Was vor allem mit der komplexen Route zu tun hat, die dieser und die kommenden Schwertransporte nehmen müssen. „Eigentlich hätten wir von der Autobahn 45 in Hagen Süd abfahren können“, sagt Stefanie Flam, Sprecherin von SL Windenergie, „von dort aus wären es nur acht Kilometer bis zur Baustelle gewesen. Wenn das funktioniert hätte, wären längst alle Flügel an der Baustelle.“
Langer Umweg wegen maroder Brücke
Daraus aber wurde nichts. Der Grund: eine marode Brücke, die Bauleiter Villalpando mit zwei Fingern auf seinem Smartphone heranzoomt. Es ist die Passage, die von der Eilper Straße hinauf führt auf die Bundesstraße 54 in Richtung Süden, die der Schwertransport entgegen der Fahrtrichtung hätte nehmen sollen, um dann über die Selbecker Straße hoch nach Zurstraße zu gelangen.

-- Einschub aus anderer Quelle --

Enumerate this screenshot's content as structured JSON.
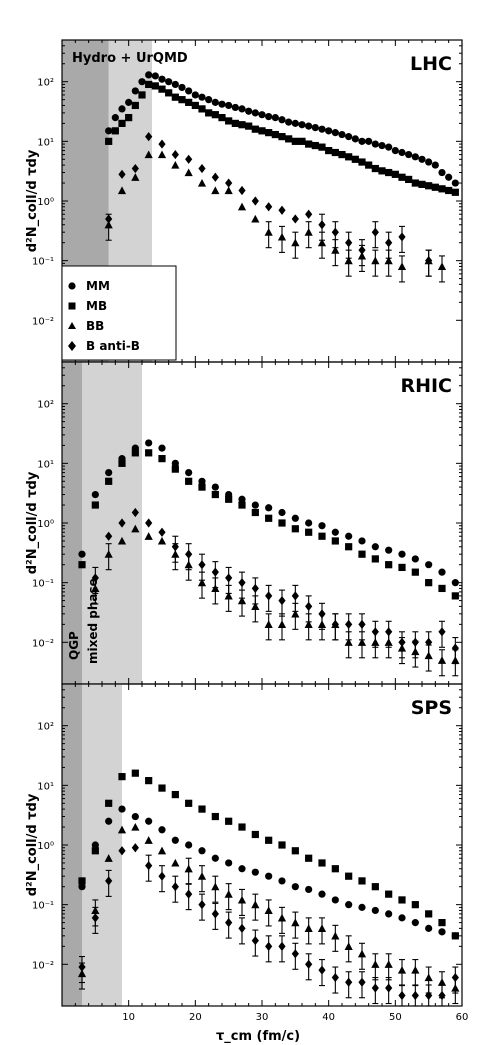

„Das sind vielleicht 30 Meter, die offenbar nicht tragfähig sind“, sagt Villalpando. „Das ist schon Wahnsinn. Dafür müssen wir nun von der Autobahnabfahrt Schwelm 44 Kilometer fahren.“ Dabei, so sagt er, würden Transporte wie dieser Straße nicht derart belasten, wie man allgemein annehmen könnte. „Ja, sie wiegen schwer. Aber sie rollen ja sehr langsam.“
Drei Nächte ist der Transport, der nur zwischen 22 und 6 Uhr bei vollgesperrter Straße mit maximal 15 Stundenkilometern rollen darf und von Fahrzeugen, die Abschnitte freihalten begleitet wird, unterwegs. Der Abschnitt über die L 528 von Grünenbaum bis Zurstraße ist der letzte. Einer, der wie all die anderen im Vorfeld sorgfältig geplant wurde - alles festgehalten in einem Protokoll. „Wir können nicht einfach losfahren und gucken, was uns erwartet“, sagt Salvador Villalpando.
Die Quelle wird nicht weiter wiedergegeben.